Spam trap
A spam trap is an email address operated by mailbox providers and blocklist operators specifically to catch senders with poor list hygiene. There's no real person behind it, so any mail it receives indicates you're emailing addresses you didn't earn permission to contact.
How it works
Pristine traps are addresses never used by a human; recycled traps are old abandoned addresses reactivated as traps. Hitting either tells providers your list is scraped or stale.
Why it matters
Spam-trap hits can land your domain on blocklists (e.g. Spamhaus) and tank deliverability across all your mail, not just the offending campaign.
How Autocloz handles it
Autocloz's pre-send email verification removes invalid and risky addresses, and suppression of bounces/non-engagers reduces the stale-address exposure that produces trap hits.
FAQ
How do I avoid spam traps?
Never buy or scrape lists, verify addresses before sending, remove long-term non-engagers, and suppress hard bounces. Traps are almost always a list-hygiene problem.
Related terms
Email bounce rate is the percentage of sent emails that are returned undelivered.
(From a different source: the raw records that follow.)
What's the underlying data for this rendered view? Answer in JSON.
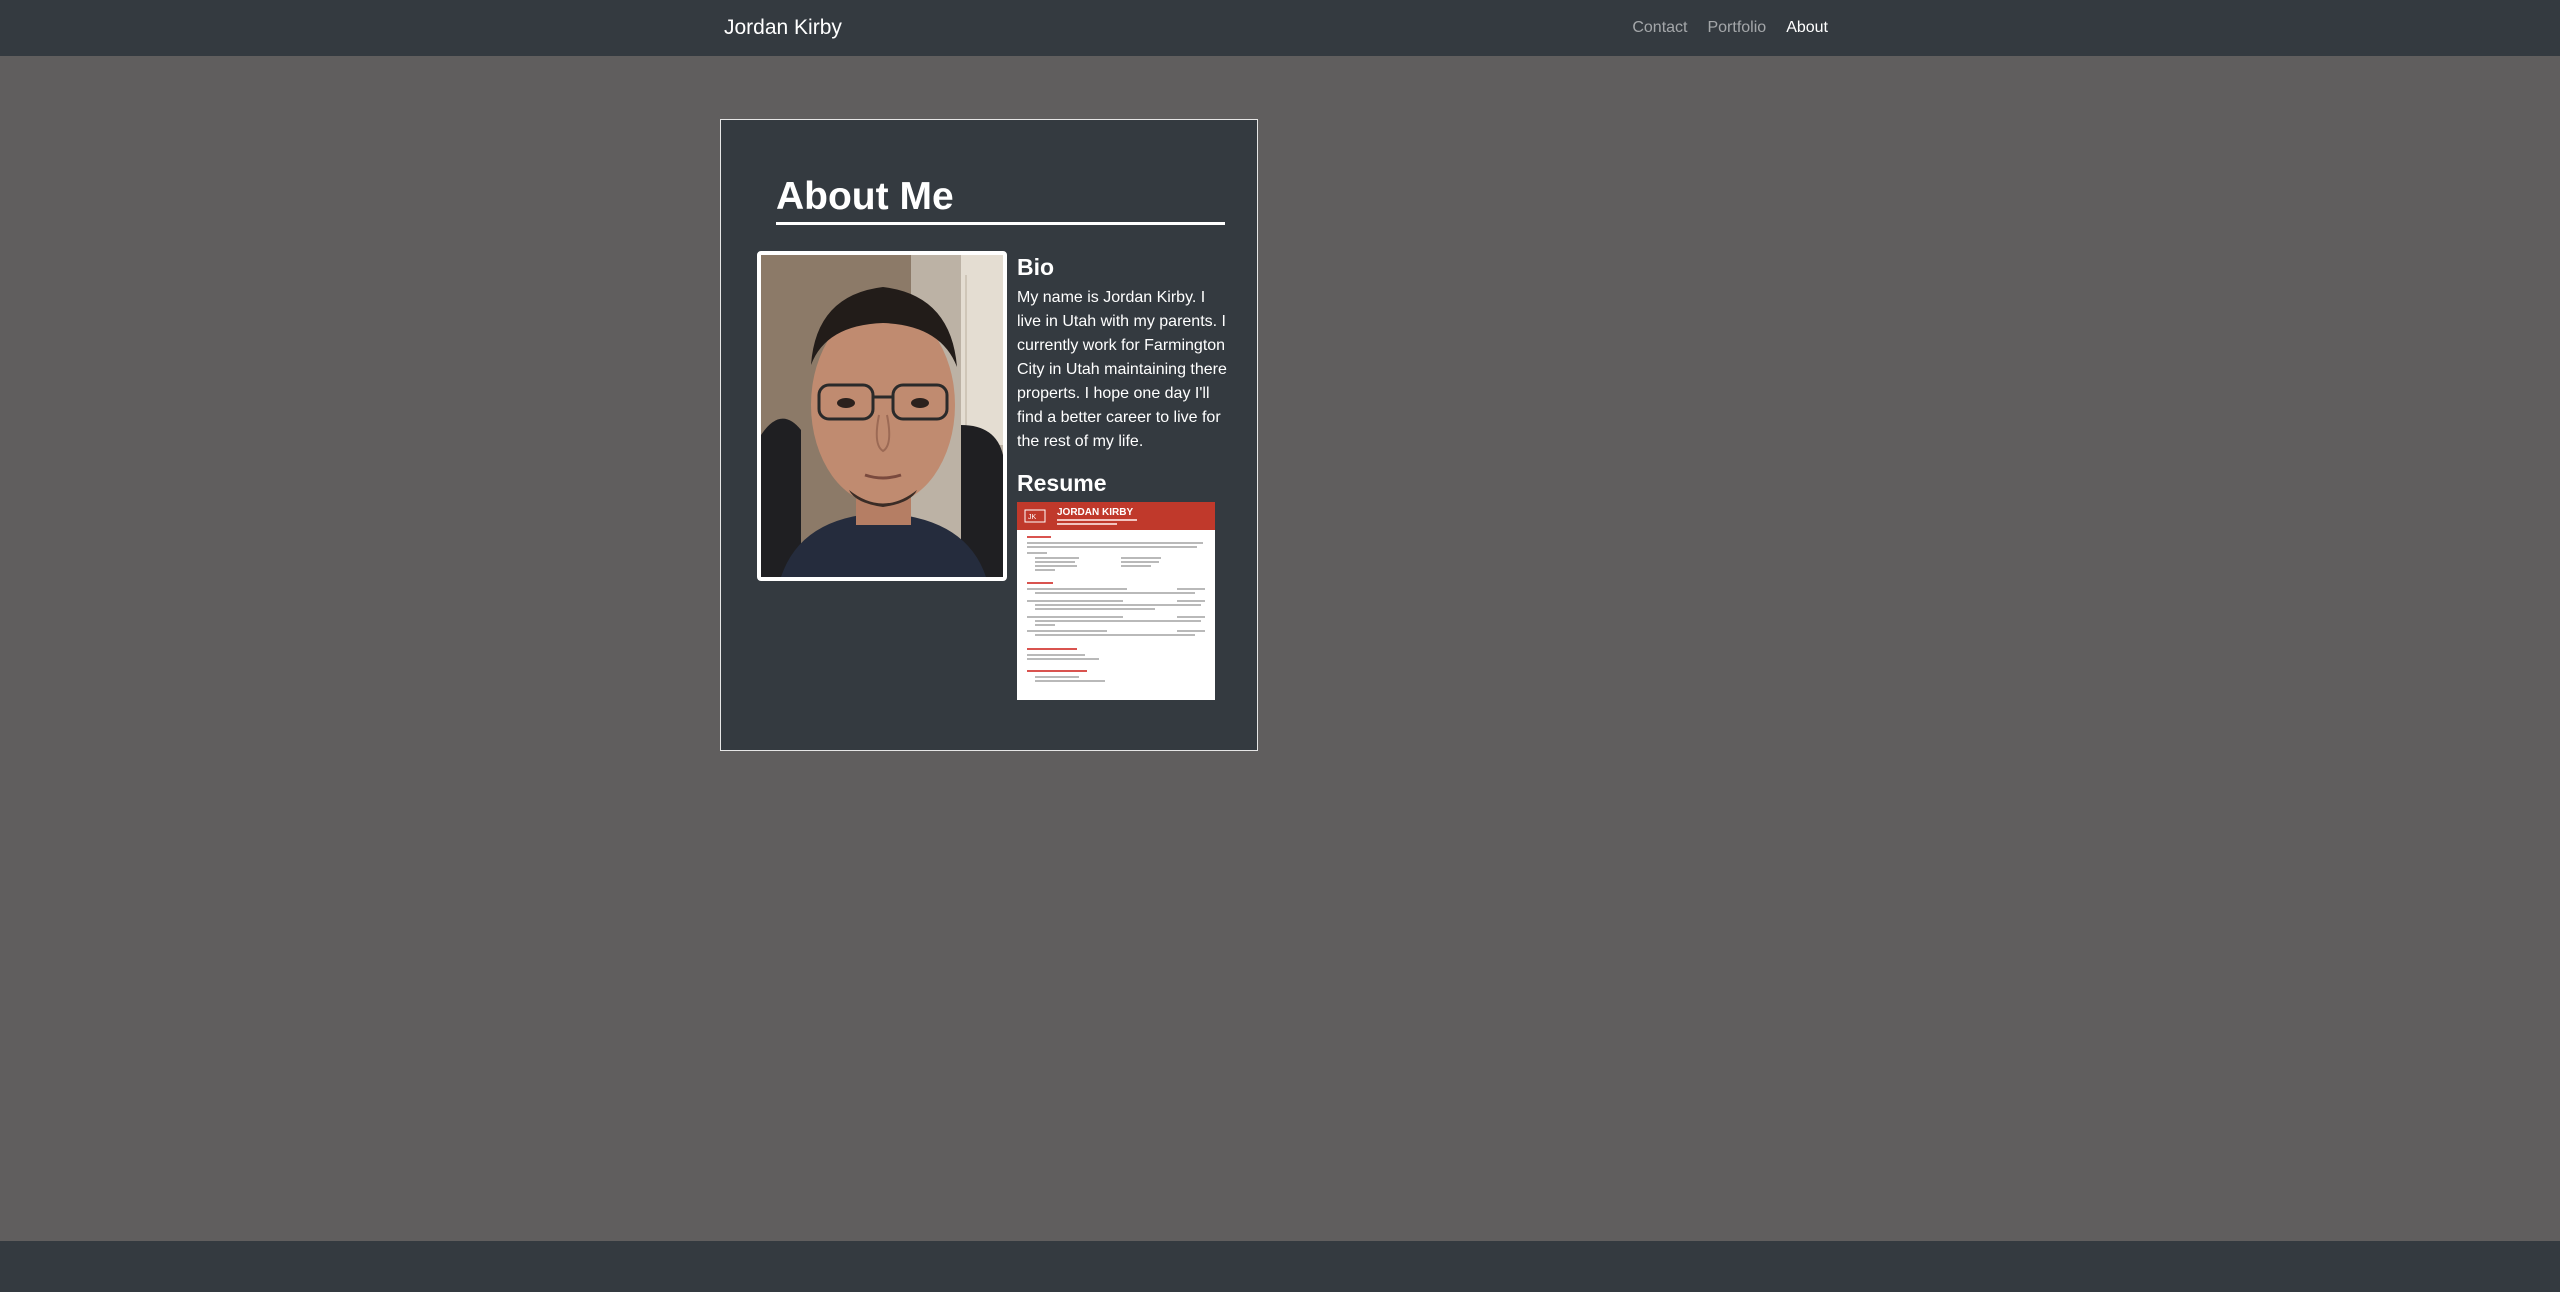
{
  "navbar": {
    "brand": "Jordan Kirby",
    "links": [
      {
        "label": "Contact",
        "active": false
      },
      {
        "label": "Portfolio",
        "active": false
      },
      {
        "label": "About",
        "active": true
      }
    ]
  },
  "about": {
    "title": "About Me",
    "bio_heading": "Bio",
    "bio_text": "My name is Jordan Kirby. I live in Utah with my parents. I currently work for Farmington City in Utah maintaining there properts. I hope one day I'll find a better career to live for the rest of my life.",
    "resume_heading": "Resume",
    "resume_thumb": {
      "initials": "JK",
      "name": "JORDAN KIRBY"
    }
  },
  "colors": {
    "background": "#605e5e",
    "navbar": "#343a40",
    "card": "#343a40",
    "resume_accent": "#c0392b"
  }
}
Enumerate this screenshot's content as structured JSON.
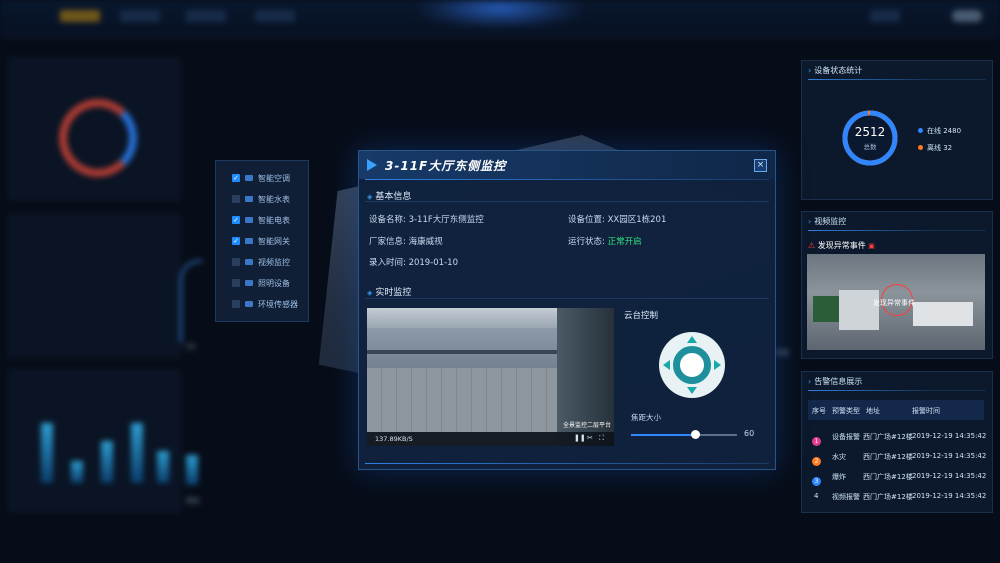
{
  "modal": {
    "title": "3-11F大厅东侧监控",
    "basic_info_title": "基本信息",
    "device_name_label": "设备名称:",
    "device_name": "3-11F大厅东侧监控",
    "device_location_label": "设备位置:",
    "device_location": "XX园区1栋201",
    "vendor_label": "厂家信息:",
    "vendor": "海康威视",
    "status_label": "运行状态:",
    "status": "正常开启",
    "entry_time_label": "录入时间:",
    "entry_time": "2019-01-10",
    "live_title": "实时监控",
    "video_rate": "137.89KB/S",
    "video_overlay": "全景监控二层平台",
    "ptz_title": "云台控制",
    "zoom_label": "焦距大小",
    "zoom_value": "60",
    "zoom_level": 0.6,
    "close_glyph": "×"
  },
  "floor_menu": [
    {
      "label": "智能空调",
      "checked": true
    },
    {
      "label": "智能水表",
      "checked": false
    },
    {
      "label": "智能电表",
      "checked": true
    },
    {
      "label": "智能网关",
      "checked": true
    },
    {
      "label": "视频监控",
      "checked": false
    },
    {
      "label": "照明设备",
      "checked": false
    },
    {
      "label": "环境传感器",
      "checked": false
    }
  ],
  "device_status": {
    "title": "设备状态统计",
    "total": "2512",
    "total_label": "总数",
    "online_label": "在线 2480",
    "offline_label": "离线 32",
    "online_color": "#2f86ff",
    "offline_color": "#ff7a1f",
    "online_fraction": 0.987
  },
  "video_panel": {
    "title": "视频监控",
    "alert": "发现异常事件",
    "overlay": "发现异常事件",
    "alert_color": "#ff3b3b"
  },
  "alarm_panel": {
    "title": "告警信息展示",
    "headers": [
      "序号",
      "预警类型",
      "地址",
      "报警时间"
    ],
    "rows": [
      {
        "no": "1",
        "type": "设备报警",
        "addr": "西门广场#12楼",
        "time": "2019-12-19 14:35:42",
        "color": "#e23a8c"
      },
      {
        "no": "2",
        "type": "水灾",
        "addr": "西门广场#12楼",
        "time": "2019-12-19 14:35:42",
        "color": "#ff7a1f"
      },
      {
        "no": "3",
        "type": "爆炸",
        "addr": "西门广场#12楼",
        "time": "2019-12-19 14:35:42",
        "color": "#2f86ff"
      },
      {
        "no": "4",
        "type": "视频报警",
        "addr": "西门广场#12楼",
        "time": "2019-12-19 14:35:42",
        "color": ""
      }
    ]
  },
  "background_labels": {
    "month": "7月",
    "gateway": "网关",
    "brightness_hint": "亮度"
  }
}
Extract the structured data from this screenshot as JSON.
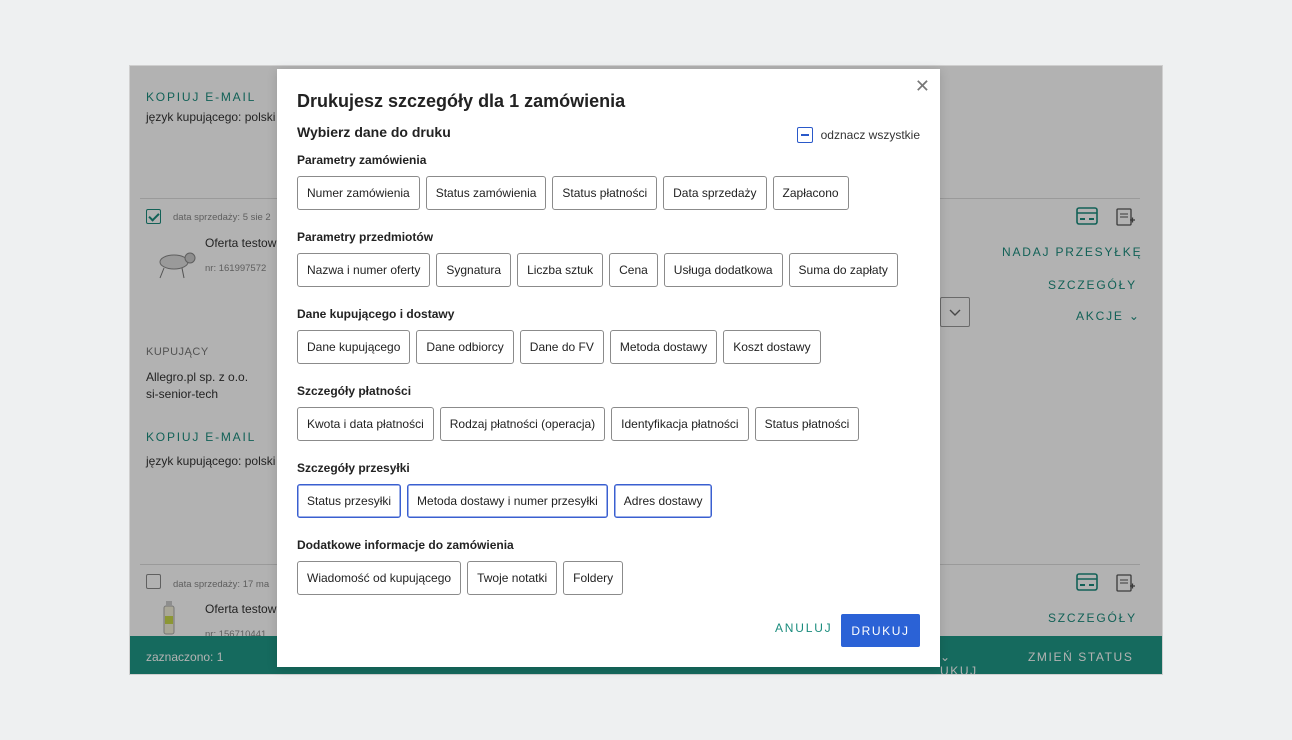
{
  "background": {
    "copy_email_1": "KOPIUJ E-MAIL",
    "buyer_lang_1": "język kupującego: polski",
    "sale_date_1": "data sprzedaży:  5 sie 2",
    "offer_1": "Oferta testow",
    "nr_1": "nr: 161997572",
    "ship_link": "NADAJ PRZESYŁKĘ",
    "details_link_1": "SZCZEGÓŁY",
    "actions_link": "AKCJE",
    "buyer_header": "KUPUJĄCY",
    "buyer_name": "Allegro.pl sp. z o.o.",
    "buyer_login": "si-senior-tech",
    "copy_email_2": "KOPIUJ E-MAIL",
    "buyer_lang_2": "język kupującego: polski",
    "sale_date_2": "data sprzedaży:  17 ma",
    "offer_2": "Oferta testow",
    "nr_2": "nr: 156710441",
    "details_link_2": "SZCZEGÓŁY",
    "selected_count": "zaznaczono: 1",
    "print_menu": "UKUJ",
    "change_status": "ZMIEŃ STATUS"
  },
  "modal": {
    "title": "Drukujesz szczegóły dla 1 zamówienia",
    "subtitle": "Wybierz dane do druku",
    "deselect_all": "odznacz wszystkie",
    "sections": [
      {
        "title": "Parametry zamówienia",
        "chips": [
          "Numer zamówienia",
          "Status zamówienia",
          "Status płatności",
          "Data sprzedaży",
          "Zapłacono"
        ]
      },
      {
        "title": "Parametry przedmiotów",
        "chips": [
          "Nazwa i numer oferty",
          "Sygnatura",
          "Liczba sztuk",
          "Cena",
          "Usługa dodatkowa",
          "Suma do zapłaty"
        ]
      },
      {
        "title": "Dane kupującego i dostawy",
        "chips": [
          "Dane kupującego",
          "Dane odbiorcy",
          "Dane do FV",
          "Metoda dostawy",
          "Koszt dostawy"
        ]
      },
      {
        "title": "Szczegóły płatności",
        "chips": [
          "Kwota i data płatności",
          "Rodzaj płatności (operacja)",
          "Identyfikacja płatności",
          "Status płatności"
        ]
      },
      {
        "title": "Szczegóły przesyłki",
        "chips": [
          "Status przesyłki",
          "Metoda dostawy i numer przesyłki",
          "Adres dostawy"
        ]
      },
      {
        "title": "Dodatkowe informacje do zamówienia",
        "chips": [
          "Wiadomość od kupującego",
          "Twoje notatki",
          "Foldery"
        ]
      }
    ],
    "cancel_label": "ANULUJ",
    "print_label": "DRUKUJ"
  }
}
Hard bounces are permanent (invalid or non-existent address); soft bounces are temporary (full mailbox, server down). A high bounce rate signals a poor list and damages sender reputation.
Email verification is the process of checking whether an email address is valid and safe to send to — confirming the syntax, domain and mailbox exist and aren't a known trap or disposable address — before you add it to a campaign. It is the single most effective way to control bounce rate.
Cold email deliverability is the share of your outbound cold emails that actually reach the recipient's inbox (not spam, not blocked). It depends on domain authentication (SPF, DKIM, DMARC), sender reputation, mailbox warmup, list hygiene and content — not just whether the email was 'sent'.
DMARC (Domain-based Message Authentication, Reporting & Conformance) is an email standard that tells receiving mail servers what to do with messages that fail SPF or DKIM checks — and sends you reports. It prevents spoofing of your domain and is now effectively required by Gmail and Yahoo for bulk senders.